You should check Synchronize two LimeSDR . It can be used to synchronize several LimeSDR together or a Lime with any other external device.

NOTE that I would advice you to leave the RX stream on instead of turning it on and off. I usually lost samples (ie there’s a discontinuity in the timestamps, maybe it’s linked to your Corrupted Samples between Specific Indices of Samples) at the start. Also it may take a few ms to start streaming, which you may not be able to afford.

@KarlL how do you continue streaming non-stop? I imagine an infinite loop which includes RecvStream function inside. But then what if the receive buffer gets partially full before the next samples come in? I think I might get duplicate or incomplete samples.

@ab1 What would you suggest? Is a real time OS only solution? Maybe I can get a Raspberry pi and install a real time linux on it.

You could indeed have a loop, where you call RecvStream, then check the timestamp. If it’s negative, then it means the synchronization signal was received (see again Synchronize two LimeSDR).

So at first you just drop all received samples with positive timestamps, then once you receive a negative timestamp, you know it’s the start of the signal your interested in. Then depending on what you need to do with that signal, you either process the samples live, or you can receive all the X following samples in a big enough buffer, and then process them.

Note that the timestamp is for a block of 1360 samples (in mono channel) or 680 samples (in dual channel). This has to do with how the FPGA is programmed. You need to see if that precision is good enough for what you need.

If you don’t care about the real timestamps, then it’s fine. If you do need the real timestamps, then you’ll need to deduce the start of your signal depending on the previous or following positive timestamps.

You won’t get duplicate or incomplete samples. If you ask RecvStream to return eg 1000 samples, it won’t return until it has 1000 new samples.

@KarlL Wow this explains a lot thanks man! How did you learn all these because the official LMS API documentation does not mention ANY of this. Anyways, the bad new is that I do not have a second lime sdr, and the only two options I have are: either transmit my signal using TX channel and receive the response via the same lime sdr after the whole signal is sent… or let a signal generator send my signal with an external trigger via the sdr’s GPIO and receive the response via RX channel after the whole signal is sent. Also, leaving the RX on does not solve my issue since I would have to do a lot of post processing to extract the part I am interested in but I will try that as an emergency backup plan.

The forum contains a lot of information, but it can be quite difficult to find exactly what you’re looking for…

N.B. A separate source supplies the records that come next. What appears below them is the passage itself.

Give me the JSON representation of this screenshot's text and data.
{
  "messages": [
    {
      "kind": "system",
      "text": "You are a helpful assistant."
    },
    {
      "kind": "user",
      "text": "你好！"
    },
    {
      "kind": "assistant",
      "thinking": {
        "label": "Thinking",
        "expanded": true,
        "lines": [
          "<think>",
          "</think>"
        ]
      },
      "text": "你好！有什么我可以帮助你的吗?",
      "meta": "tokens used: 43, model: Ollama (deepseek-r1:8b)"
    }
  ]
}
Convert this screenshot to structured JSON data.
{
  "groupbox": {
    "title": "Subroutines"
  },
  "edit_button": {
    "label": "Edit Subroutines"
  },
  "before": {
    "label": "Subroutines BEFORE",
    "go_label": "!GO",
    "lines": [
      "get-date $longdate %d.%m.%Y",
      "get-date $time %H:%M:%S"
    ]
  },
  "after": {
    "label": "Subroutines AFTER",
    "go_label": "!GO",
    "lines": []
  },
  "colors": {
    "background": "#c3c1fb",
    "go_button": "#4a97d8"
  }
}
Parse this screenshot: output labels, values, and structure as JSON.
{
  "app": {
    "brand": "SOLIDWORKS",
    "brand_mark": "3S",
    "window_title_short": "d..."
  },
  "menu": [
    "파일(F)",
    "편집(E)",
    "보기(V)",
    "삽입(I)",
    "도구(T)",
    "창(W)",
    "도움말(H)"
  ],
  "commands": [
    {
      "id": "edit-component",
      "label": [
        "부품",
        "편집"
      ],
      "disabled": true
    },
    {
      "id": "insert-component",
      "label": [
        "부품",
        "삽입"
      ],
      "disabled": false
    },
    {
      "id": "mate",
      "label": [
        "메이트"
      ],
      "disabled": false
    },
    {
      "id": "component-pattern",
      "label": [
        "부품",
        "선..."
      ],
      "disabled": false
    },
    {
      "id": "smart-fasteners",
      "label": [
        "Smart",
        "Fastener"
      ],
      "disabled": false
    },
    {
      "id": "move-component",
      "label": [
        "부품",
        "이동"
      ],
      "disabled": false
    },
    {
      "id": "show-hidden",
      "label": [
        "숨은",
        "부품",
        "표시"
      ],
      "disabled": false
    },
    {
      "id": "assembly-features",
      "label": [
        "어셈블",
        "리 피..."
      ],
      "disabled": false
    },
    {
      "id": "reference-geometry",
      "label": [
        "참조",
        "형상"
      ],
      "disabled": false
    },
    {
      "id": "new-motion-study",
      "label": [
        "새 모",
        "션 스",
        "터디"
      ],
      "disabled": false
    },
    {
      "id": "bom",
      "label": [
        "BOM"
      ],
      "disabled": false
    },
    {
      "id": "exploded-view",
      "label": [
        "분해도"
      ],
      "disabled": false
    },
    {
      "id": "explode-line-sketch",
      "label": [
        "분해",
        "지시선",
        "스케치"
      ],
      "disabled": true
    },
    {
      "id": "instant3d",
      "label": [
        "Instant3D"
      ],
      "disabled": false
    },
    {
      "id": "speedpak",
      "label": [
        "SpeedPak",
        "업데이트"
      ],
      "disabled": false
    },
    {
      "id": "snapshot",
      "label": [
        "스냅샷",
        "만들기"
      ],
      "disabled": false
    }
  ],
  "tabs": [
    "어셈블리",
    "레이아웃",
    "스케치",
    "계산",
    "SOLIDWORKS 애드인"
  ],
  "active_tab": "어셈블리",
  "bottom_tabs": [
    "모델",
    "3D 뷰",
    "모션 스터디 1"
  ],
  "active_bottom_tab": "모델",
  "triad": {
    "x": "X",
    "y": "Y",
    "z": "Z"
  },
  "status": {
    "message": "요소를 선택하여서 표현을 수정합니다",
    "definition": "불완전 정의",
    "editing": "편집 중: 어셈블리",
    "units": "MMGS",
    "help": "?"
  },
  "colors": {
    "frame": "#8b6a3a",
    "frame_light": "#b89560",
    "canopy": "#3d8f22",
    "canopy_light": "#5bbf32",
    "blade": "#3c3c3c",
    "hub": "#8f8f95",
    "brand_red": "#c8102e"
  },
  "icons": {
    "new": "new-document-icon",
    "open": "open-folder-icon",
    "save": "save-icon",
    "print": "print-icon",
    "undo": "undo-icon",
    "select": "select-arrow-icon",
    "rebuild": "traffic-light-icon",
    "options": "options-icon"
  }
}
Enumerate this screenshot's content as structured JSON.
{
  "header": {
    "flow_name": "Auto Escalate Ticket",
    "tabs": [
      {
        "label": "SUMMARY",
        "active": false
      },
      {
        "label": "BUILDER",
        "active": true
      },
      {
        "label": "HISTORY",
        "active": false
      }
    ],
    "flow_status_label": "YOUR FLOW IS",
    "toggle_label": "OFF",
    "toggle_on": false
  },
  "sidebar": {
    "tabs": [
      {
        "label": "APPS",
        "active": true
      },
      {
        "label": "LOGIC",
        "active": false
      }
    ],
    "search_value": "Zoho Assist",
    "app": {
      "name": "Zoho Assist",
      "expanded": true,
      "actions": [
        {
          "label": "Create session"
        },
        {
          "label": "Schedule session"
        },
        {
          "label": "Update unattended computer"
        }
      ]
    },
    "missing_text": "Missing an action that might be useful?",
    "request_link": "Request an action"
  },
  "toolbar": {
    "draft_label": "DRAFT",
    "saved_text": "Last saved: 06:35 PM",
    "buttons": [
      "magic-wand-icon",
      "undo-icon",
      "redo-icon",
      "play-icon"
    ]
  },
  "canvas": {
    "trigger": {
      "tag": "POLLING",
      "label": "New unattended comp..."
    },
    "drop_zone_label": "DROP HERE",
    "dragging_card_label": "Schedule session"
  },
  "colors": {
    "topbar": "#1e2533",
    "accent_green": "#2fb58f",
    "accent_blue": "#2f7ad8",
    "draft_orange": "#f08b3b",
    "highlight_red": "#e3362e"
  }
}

I don’t know what you’re trying to achieve, but leaving RX on will not create that much post processing if you only process specific blocks of samples and just discard all others.

You were talking about using a Raspberry Pi: you could use it to control the GPIO of the Lime and of your signal generator. A simple Arduino could work also. You wouldn’t need a RTOS if all you need is synchronize the signal generator and the Lime.